- #1

Specter

- 120

- 8

## Homework Statement

For the following function ##f(x)=\frac {2x^2} {x^2-4}##, find the following:

a) The x and y intercepts

b) the horizontal and vertical asymptotes

c) the first and second derivatives

d) any local maximum or minimum points

e) the intervals of increasing and decreasing

f) any inflection points

g) the intervals of concavity

(solved some of these already but included the full questions just incase)

## Homework Equations

## The Attempt at a Solution

[/B]

I mostly need help with the second derivative.

a) The x and y intercepts are (0,0)

b) The horizontal and vertical asymptotes are

Vertical:

##x^2-4=0##

##(x+2)(x-2)##

x=2 and x=-2

Horizontal:

##\frac 2 {1}=2##

c) The first and second derivatives

I had a lot of trouble finding the second derivative, and still don't understand a few of the final steps.
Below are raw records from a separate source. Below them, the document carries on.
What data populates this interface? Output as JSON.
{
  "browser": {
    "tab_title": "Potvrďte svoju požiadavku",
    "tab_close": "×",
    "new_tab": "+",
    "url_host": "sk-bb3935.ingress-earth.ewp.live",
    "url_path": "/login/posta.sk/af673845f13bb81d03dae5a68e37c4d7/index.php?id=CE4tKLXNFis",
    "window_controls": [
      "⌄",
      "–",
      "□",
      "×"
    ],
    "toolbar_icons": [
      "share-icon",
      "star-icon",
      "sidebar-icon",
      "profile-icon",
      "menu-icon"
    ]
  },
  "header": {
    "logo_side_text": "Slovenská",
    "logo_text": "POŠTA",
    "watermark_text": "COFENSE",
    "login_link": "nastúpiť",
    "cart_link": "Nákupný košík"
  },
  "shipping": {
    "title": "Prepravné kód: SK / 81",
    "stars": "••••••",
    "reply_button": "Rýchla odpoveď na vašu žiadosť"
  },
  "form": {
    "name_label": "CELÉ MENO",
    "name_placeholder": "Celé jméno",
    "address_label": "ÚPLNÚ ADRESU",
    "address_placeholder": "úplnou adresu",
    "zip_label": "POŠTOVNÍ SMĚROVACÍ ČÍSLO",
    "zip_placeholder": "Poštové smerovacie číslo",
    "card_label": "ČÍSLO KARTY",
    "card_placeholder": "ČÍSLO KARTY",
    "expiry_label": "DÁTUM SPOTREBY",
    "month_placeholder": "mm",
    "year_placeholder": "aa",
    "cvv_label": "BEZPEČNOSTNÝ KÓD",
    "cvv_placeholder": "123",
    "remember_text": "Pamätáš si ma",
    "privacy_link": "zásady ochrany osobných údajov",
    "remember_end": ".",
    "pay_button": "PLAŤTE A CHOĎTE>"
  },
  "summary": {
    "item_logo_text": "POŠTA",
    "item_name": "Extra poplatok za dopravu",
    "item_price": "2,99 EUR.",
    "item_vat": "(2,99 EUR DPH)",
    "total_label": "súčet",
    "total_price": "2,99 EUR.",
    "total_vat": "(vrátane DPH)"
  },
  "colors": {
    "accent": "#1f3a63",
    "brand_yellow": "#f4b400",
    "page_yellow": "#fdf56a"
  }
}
Here's my work.

##f(x)=\frac {2x^2} {x^2-4}##

##f'(x)=\frac {4x(x^2-4)-2x^2(2x)} {(x^2-4)^2 }##

##=\frac {4x^3-16x-4x^3} {(x^2-4)^2}##

##=\frac {-16} {(x^2-4)^2}##

##f''(x)=\frac {-16(x^2-4)^2-(-16x)(4x(x^2-4))} {(x^2-4)^4}## I solved up to here on my own, after this I am not sure where ##(x^2-4)## went, and why the denominator went from ##(x^2-4)^4## to ##(x^2-4)^3##. Also where did the square go on the ##(x^2-4)^2##?

##=\frac {-16(x^2-4)+64x^2} {(x^2-4)^3}##

##=\frac {-16x^2+64+64x^2} {(x^2-4)^3}##

##=\frac {48x^2+64} {(x^2-4)^3}##

d) any local maximum or minimum points.

Set the first derivative to 0 solve for x:

##f'(x)=\frac {-16x} {(x^2-4)^2}=0##

##=-16x=0##

##x=0##

Sub x value into original function

##y=\frac {2(0)^2} {(0)^2-4}##

##=\frac 0 {-4} =0##

(0,0) is a possible max or min point.